Telephone Interview Preparation Guidelines

The old adage that “You never get a second chance to make a first impression” is just as true for telephone interviews as it is for face-to-face.  For that reason, being well-prepared and attentive to the details of the telephone interview process will put you ahead of your competition.  With that in mind, let’s cover some basic ideas that will help give you a “leg up” on the process.

  1. Do some basic research . Go and review the company’s website, giving particular attention to their “About Us” and/or “Our Mission” pages, product line pages, and any other content areas that are relevant to your particular position.  It always impresses an interviewer when the candidate demonstrates that they are familiar with the company and its mission, product lines, etc.  Also, consider reading any recent press releases, earnings releases, and/or research reports on the company if these are available.  If possible, do some background research on the people who will be involved in the interview.
  2. Have an updated copy of your resume sitting in front of you during the interview.  Frequently, the interviewer will want to walk down through your career history during the interview and having that information front and center will be quite helpful.  For face-to-face interviews, bring at least four copies of your resume to the interview.
  3. Review the job description itself and think of how you would respond to questions related to each of the identified job requirements.  Be aware that your interviewer is listening for specific illustrations of how you have demonstrated that skill in past work environments and, equally important, how you are going to bring value to their company with that skill in the future. Remember that your interviewer is looking to see “How you are going to bring value to my company?” throughout the interview.
  4. For the interview itself, make sure that you are in a quiet place where you do not have to worry about any interruptions.  You don’t want dogs barking in the background, people opening or closing doors, phones ringing, or any other background noise to threaten the quality of the process.  Be prepared to receive the interviewer’s call up to 10 minutes early or late…some interviewers will check a candidate’s flexibility this way, trying to determine either preparation or frustration.  Others may simply have an unexpected interruption that comes up on their end.
  5. Interviewers are always interested in why past job transitions took place.  Have an elevator speech ready for each one (very short and to the point). Be aware that they are listening for sticking power as they consider you for the position.  “Will this person be around long enough for our company to realize their value and justify our investment in them?” is a question that is usually revolving in their minds.  Never talk negatively about a previous employer and try to put the best positive spin on any transitions that were less than ideal.
  6. Have 2-3 questions prepared for your interviewer (no more).  Typically, an interviewer will ask you if you have any questions.  This represents a real opportunity to impress your interviewer.  The questions you ask can reveal a great deal about your intelligence, insight about the position, genuine interest in the position, and/or the value that you might bring to an organization.

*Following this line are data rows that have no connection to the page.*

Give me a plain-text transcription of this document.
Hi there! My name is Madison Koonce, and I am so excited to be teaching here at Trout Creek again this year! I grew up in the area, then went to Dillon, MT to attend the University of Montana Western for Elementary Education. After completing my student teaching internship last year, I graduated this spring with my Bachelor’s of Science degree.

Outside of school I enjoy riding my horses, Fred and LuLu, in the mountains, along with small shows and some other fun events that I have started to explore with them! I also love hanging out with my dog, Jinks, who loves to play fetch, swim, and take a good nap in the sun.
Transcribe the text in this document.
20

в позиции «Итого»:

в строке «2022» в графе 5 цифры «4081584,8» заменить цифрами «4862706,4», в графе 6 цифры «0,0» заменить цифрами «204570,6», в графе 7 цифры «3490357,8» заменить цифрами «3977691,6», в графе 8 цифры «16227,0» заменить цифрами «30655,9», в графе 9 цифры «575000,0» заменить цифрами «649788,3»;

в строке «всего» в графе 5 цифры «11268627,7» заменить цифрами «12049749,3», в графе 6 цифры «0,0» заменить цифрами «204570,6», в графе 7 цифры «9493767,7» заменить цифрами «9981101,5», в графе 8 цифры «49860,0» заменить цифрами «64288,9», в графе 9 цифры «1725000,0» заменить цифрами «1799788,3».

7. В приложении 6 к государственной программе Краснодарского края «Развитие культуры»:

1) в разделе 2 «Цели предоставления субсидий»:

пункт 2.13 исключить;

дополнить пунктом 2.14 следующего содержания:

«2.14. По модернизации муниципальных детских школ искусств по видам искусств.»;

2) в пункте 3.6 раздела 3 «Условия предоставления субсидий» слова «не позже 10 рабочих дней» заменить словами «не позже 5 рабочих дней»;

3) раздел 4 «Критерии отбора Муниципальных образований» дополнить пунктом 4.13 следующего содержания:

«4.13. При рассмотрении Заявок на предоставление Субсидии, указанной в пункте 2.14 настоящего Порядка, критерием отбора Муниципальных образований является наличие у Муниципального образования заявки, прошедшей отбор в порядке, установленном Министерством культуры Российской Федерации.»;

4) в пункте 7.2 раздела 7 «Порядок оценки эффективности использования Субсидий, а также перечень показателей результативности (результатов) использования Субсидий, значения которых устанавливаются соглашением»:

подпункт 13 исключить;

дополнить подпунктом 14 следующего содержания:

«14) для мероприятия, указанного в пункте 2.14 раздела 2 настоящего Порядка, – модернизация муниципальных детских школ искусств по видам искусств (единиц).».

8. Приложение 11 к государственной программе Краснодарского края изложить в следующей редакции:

  7. Be very, very, careful not to talk too much or too little.  Be very attentive to social cues that your interviewer is wanting either more information regarding a question or wants to interject a comment during the discussion.  Many candidates lose points during an interview because they either talk too much (provide more detail than necessary for a given question) OR they don’t provide enough information to really answer the question being asked. If you are uncertain of your ability to strike this balance, do a practice interview with someone you consider to have strong people skills.  Give them the job description and then ask them to ask you questions…follow-up by asking for their candid feedback.

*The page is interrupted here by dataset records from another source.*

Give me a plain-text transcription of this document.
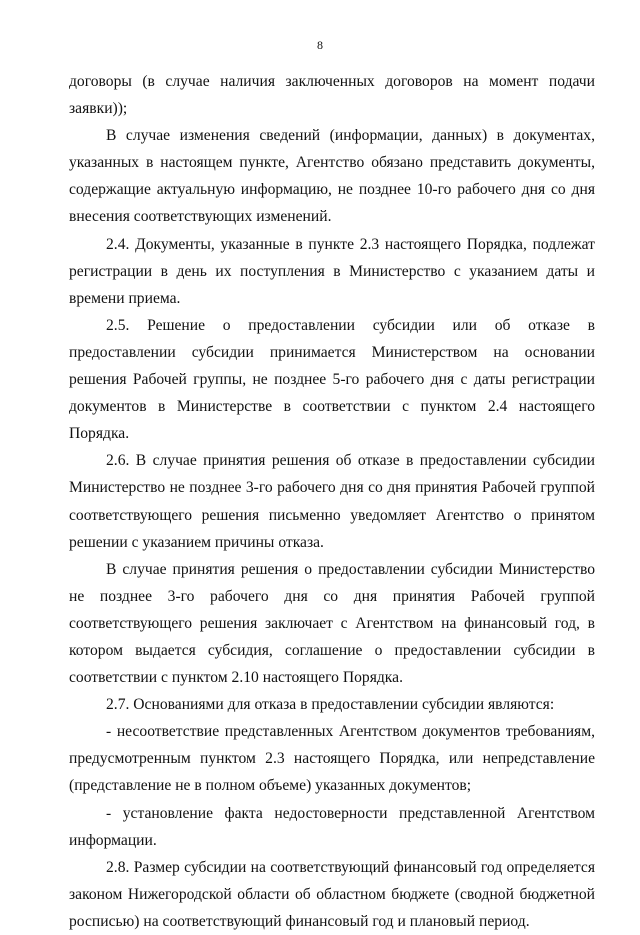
8

договоры (в случае наличия заключенных договоров на момент подачи заявки));

В случае изменения сведений (информации, данных) в документах, указанных в настоящем пункте, Агентство обязано представить документы, содержащие актуальную информацию, не позднее 10-го рабочего дня со дня внесения соответствующих изменений.

2.4. Документы, указанные в пункте 2.3 настоящего Порядка, подлежат регистрации в день их поступления в Министерство с указанием даты и времени приема.

2.5. Решение о предоставлении субсидии или об отказе в предоставлении субсидии принимается Министерством на основании решения Рабочей группы, не позднее 5-го рабочего дня с даты регистрации документов в Министерстве в соответствии с пунктом 2.4 настоящего Порядка.

2.6. В случае принятия решения об отказе в предоставлении субсидии Министерство не позднее 3-го рабочего дня со дня принятия Рабочей группой соответствующего решения письменно уведомляет Агентство о принятом решении с указанием причины отказа.

В случае принятия решения о предоставлении субсидии Министерство не позднее 3-го рабочего дня со дня принятия Рабочей группой соответствующего решения заключает с Агентством на финансовый год, в котором выдается субсидия, соглашение о предоставлении субсидии в соответствии с пунктом 2.10 настоящего Порядка.

2.7. Основаниями для отказа в предоставлении субсидии являются:

- несоответствие представленных Агентством документов требованиям, предусмотренным пунктом 2.3 настоящего Порядка, или непредставление (представление не в полном объеме) указанных документов;

- установление факта недостоверности представленной Агентством информации.

2.8. Размер субсидии на соответствующий финансовый год определяется законом Нижегородской области об областном бюджете (сводной бюджетной росписью) на соответствующий финансовый год и плановый период.
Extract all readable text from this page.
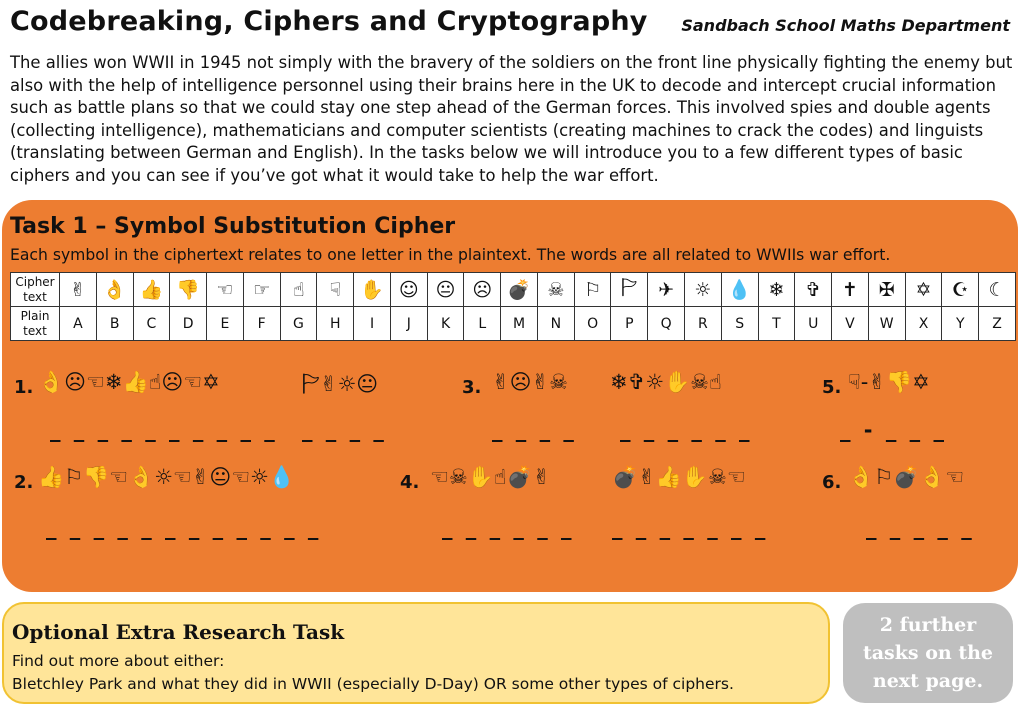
Codebreaking, Ciphers and Cryptography Sandbach School Maths Department

The allies won WWII in 1945 not simply with the bravery of the soldiers on the front line physically fighting the enemy but also with the help of intelligence personnel using their brains here in the UK to decode and intercept crucial information such as battle plans so that we could stay one step ahead of the German forces. This involved spies and double agents (collecting intelligence), mathematicians and computer scientists (creating machines to crack the codes) and linguists (translating between German and English). In the tasks below we will introduce you to a few different types of basic ciphers and you can see if you’ve got what it would take to help the war effort.

Task 1 – Symbol Substitution Cipher
Each symbol in the ciphertext relates to one letter in the plaintext. The words are all related to WWIIs war effort.
Cipher
text	✌	👌	👍	👎	☜	☞	☝	☟	✋	☺	😐	☹	💣	☠	⚐	🏱	✈	☼	💧	❄	✞	✝	✠	✡	☪	☾
Plain
text	A	B	C	D	E	F	G	H	I	J	K	L	M	N	O	P	Q	R	S	T	U	V	W	X	Y	Z
1. 👌☹☜❄👍☝☹☜✡	🏱✌☼😐
_ _ _ _ _ _ _ _ _ _ _ _ _ _
3. ✌☹✌☠ ❄✞☼✋☠☝
_ _ _ _ _ _ _ _ _ _
5. ☟-✌👎✡
_ - _ _ _
2. 👍⚐👎☜👌☼☜✌😐☜☼💧
_ _ _ _ _ _ _ _ _ _ _ _
4. ☜☠✋☝💣✌
_ _ _ _ _ _
💣✌👍✋☠☜
_ _ _ _ _ _ _
6. 👌⚐💣👌☜
_ _ _ _ _
Optional Extra Research Task
Find out more about either:
Bletchley Park and what they did in WWII (especially D-Day) OR some other types of ciphers.
2 further tasks on the next page.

  8. Make a list of your top five strengths—Interviewers often ask what candidates believe their strengths are.  So prepare yourself with your top five and be ready to explain them.
  9. Make a list of three weaknesses—By the same token, you may be asked to identify your weaknesses.  Begin talking about them by saying “I feel the areas that I would like to improve on are…”  This is a more difficult task for most of us but knowing and being able to articulate our weaknesses will often be seen as a strength to the interviewer…depending of course on how you frame them.
  10. For obvious reasons never talk about money during your first interview unless the subject is introduced by the interviewer.  If you are working with a recruiter, you should already have a good idea of the compensation and benefits being offered for the position.  Regardless, you will have plenty of time to discuss compensation at a later time.
  11. Communicate your enthusiasm about both the specific position for which you are being considered and why you would specifically like working for their company.  All too often candidates assume that the interviewer already knows of their interest just based on being present for the interview.  This is a mistake. Be prepared to enthusiastically communicate why you are a good fit for the position and specifically why you like the idea of working for their particular company.  This is a time to promote yourself for their particular position and communicate your enthusiasm about the company.  Being energetic and upbeat during the interview will punctuate your candidacy in the mind of the interviewer.
  12. At the conclusion of the interview express your appreciation for the opportunity to be considered for the position. Let your interviewer take the lead on what the next step will be…don’t try to control the process, it will seem pushy.
  13. Do you want the interviewer to call you on your cell phone or a land line? Obviously, a land line is more reliable but is not always convenient or available.
  14. Prepare a brief “Thank You” note after the interview.  Be sure to check carefully for grammar and spelling and the forward to the interviewer.  A hand-written note is a nice touch but email will ensure that your message arrives in a timely fashion.

We hope that these guidelines have been helpful.  Remember the old adage that “success comes when preparation and opportunity meet.”  Utilizing the ideas above will help put you ahead of your competition.